While most entrepreneurs might be intimidated by what sounds like yet another government application process fraught with red tape, Grimmer says it's not really as bad as you might think. "I thought it would be an arduous, painful and frightfully expensive process, but it turned out to be fairly straightforward and simple," she says, adding that your first step should be to hire the services of an experienced immigration lawyer who can walk you through the process.
In summary, then, companies can expect to pay upwards of $2,700 plus legal fees for each application — something that can sometimes give entrepreneurs sticker shock since companies are expected to foot the bill.

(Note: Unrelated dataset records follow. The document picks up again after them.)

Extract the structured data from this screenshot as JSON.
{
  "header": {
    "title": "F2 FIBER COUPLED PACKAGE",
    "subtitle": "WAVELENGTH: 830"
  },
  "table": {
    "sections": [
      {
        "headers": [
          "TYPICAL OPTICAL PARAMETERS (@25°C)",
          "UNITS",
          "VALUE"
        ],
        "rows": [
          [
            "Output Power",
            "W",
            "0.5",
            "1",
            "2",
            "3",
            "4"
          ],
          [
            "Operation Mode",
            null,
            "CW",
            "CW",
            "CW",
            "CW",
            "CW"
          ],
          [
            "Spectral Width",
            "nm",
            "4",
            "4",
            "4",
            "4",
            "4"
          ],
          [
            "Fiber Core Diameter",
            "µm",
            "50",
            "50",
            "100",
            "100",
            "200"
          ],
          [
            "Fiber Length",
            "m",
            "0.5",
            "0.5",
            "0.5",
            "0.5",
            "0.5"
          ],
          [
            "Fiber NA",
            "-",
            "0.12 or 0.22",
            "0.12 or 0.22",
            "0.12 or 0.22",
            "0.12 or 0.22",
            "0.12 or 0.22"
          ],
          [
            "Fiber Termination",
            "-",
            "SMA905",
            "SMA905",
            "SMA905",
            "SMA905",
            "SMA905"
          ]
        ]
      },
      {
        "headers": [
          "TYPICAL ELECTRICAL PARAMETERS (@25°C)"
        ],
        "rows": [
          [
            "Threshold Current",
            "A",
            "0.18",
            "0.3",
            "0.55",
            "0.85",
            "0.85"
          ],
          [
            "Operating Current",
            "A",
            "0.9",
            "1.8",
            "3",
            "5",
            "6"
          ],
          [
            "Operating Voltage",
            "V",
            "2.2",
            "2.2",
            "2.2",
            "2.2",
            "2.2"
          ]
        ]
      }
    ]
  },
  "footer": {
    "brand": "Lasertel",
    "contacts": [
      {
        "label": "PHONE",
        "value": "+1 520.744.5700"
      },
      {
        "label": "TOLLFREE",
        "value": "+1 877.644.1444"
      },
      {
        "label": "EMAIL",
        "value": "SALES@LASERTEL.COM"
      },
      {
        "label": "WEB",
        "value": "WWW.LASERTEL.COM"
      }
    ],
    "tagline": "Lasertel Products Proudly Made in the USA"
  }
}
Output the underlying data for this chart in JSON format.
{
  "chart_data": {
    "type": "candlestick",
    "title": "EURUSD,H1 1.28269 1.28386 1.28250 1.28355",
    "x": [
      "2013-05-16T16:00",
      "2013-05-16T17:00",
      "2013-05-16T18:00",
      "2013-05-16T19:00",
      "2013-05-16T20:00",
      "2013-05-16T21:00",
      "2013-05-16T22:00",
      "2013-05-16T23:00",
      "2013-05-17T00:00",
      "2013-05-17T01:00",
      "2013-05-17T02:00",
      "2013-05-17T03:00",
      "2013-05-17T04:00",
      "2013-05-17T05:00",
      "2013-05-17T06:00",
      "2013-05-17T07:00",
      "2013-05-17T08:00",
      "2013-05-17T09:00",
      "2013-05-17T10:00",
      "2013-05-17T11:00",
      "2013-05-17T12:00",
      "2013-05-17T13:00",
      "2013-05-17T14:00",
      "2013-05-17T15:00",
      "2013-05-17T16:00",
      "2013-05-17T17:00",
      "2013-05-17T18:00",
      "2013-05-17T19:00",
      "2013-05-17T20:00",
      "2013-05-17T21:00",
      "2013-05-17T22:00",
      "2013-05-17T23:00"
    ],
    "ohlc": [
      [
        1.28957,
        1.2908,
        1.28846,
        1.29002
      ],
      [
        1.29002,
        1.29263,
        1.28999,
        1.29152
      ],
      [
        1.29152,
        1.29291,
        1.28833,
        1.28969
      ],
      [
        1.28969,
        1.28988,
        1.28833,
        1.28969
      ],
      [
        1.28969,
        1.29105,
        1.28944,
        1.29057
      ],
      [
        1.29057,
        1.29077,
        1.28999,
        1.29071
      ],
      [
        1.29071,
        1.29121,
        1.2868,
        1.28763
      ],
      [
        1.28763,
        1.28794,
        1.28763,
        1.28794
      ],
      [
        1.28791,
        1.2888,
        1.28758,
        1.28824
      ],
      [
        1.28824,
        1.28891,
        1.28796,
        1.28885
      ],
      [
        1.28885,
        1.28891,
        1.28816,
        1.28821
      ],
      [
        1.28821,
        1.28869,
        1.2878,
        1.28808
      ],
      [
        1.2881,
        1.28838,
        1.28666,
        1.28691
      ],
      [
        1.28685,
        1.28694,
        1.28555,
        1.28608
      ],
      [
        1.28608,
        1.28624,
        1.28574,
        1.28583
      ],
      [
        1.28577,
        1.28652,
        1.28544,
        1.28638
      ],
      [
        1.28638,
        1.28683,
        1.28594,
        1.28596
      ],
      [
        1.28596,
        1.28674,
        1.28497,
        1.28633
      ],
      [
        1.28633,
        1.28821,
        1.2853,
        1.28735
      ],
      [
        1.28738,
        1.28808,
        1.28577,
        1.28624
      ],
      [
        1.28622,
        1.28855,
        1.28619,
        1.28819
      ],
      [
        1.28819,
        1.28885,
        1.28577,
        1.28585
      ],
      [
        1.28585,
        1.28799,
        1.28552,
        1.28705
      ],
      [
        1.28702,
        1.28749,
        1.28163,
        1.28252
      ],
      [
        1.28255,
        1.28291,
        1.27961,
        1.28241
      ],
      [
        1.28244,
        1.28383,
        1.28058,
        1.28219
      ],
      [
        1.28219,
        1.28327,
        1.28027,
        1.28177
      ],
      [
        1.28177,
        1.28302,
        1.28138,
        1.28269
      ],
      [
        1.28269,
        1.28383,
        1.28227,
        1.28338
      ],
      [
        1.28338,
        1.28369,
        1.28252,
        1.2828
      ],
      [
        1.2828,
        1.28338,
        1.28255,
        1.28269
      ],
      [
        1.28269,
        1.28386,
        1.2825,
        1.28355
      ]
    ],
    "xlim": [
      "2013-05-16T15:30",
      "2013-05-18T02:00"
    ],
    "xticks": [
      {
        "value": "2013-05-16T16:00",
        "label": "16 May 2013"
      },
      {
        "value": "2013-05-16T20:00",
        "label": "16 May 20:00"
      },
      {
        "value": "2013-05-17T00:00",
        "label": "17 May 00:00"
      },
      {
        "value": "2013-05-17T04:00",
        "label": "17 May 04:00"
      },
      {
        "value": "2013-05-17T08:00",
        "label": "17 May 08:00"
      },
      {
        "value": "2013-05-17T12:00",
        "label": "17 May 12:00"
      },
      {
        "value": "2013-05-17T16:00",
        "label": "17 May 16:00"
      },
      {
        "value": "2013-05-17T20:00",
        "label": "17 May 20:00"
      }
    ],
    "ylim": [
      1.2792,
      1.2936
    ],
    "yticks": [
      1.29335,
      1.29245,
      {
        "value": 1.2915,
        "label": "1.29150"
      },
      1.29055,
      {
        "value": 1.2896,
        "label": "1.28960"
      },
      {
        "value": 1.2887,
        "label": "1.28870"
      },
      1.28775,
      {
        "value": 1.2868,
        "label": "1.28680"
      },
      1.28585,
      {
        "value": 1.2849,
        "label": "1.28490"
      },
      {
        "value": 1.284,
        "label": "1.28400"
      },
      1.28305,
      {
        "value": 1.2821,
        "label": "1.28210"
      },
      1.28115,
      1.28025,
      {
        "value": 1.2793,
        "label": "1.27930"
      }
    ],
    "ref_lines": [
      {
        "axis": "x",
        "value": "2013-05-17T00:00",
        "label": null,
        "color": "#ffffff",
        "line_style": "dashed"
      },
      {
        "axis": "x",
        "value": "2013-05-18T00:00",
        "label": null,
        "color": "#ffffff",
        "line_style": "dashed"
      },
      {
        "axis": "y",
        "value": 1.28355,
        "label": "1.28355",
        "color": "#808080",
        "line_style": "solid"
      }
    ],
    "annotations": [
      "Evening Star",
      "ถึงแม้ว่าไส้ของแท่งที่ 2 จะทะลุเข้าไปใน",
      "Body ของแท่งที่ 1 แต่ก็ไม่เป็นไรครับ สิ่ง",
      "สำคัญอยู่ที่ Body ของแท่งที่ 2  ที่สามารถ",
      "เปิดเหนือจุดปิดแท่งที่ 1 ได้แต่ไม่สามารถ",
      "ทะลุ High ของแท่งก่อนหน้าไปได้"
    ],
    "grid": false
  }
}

But, there can be room for negotiation sometimes, where the company and the applicant agree to split some of the legal costs — something that Grimmer from Articulate took advantage of. "The fact that my employee was willing to split the cost and do much of the legwork on the visa was a big reason why I decided to take a chance," she says.

The law prohibits employers from imposing the H-1B processing fees with their employees but employers do it anyway because there is very little enforcement of that regulation. The reason the regulation was put into place was to prevent H-1B from becoming indentured servitude program.

H-1B Regulation: 655.731(c)(10)(ii) (ii) A rebate of the $500/$1,000 filing fee paid by the employer, if any, under section 214(c) of the INA. The employer may not receive, and the H-1B nonimmigrant may not pay, any part of the $500 additional filing fee (for a petition filed prior to December 18, 2000) or $1,000 additional filing fee (for a petition filed on or subsequent to December 18, 2000), whether directly or indirectly, voluntarily or involuntarily.

There are hazy areas in the regulations — like for instance employers might be able to stick the H-1B applicant with attorney fees or other costs that are not explicitly spelled out in the regulations. Sometimes employers get in trouble for imposing the costs on employers — case in point read: "Caddo Parish Didn’t Read The Fine Print", by Rob Sanchez, 29 October 2009.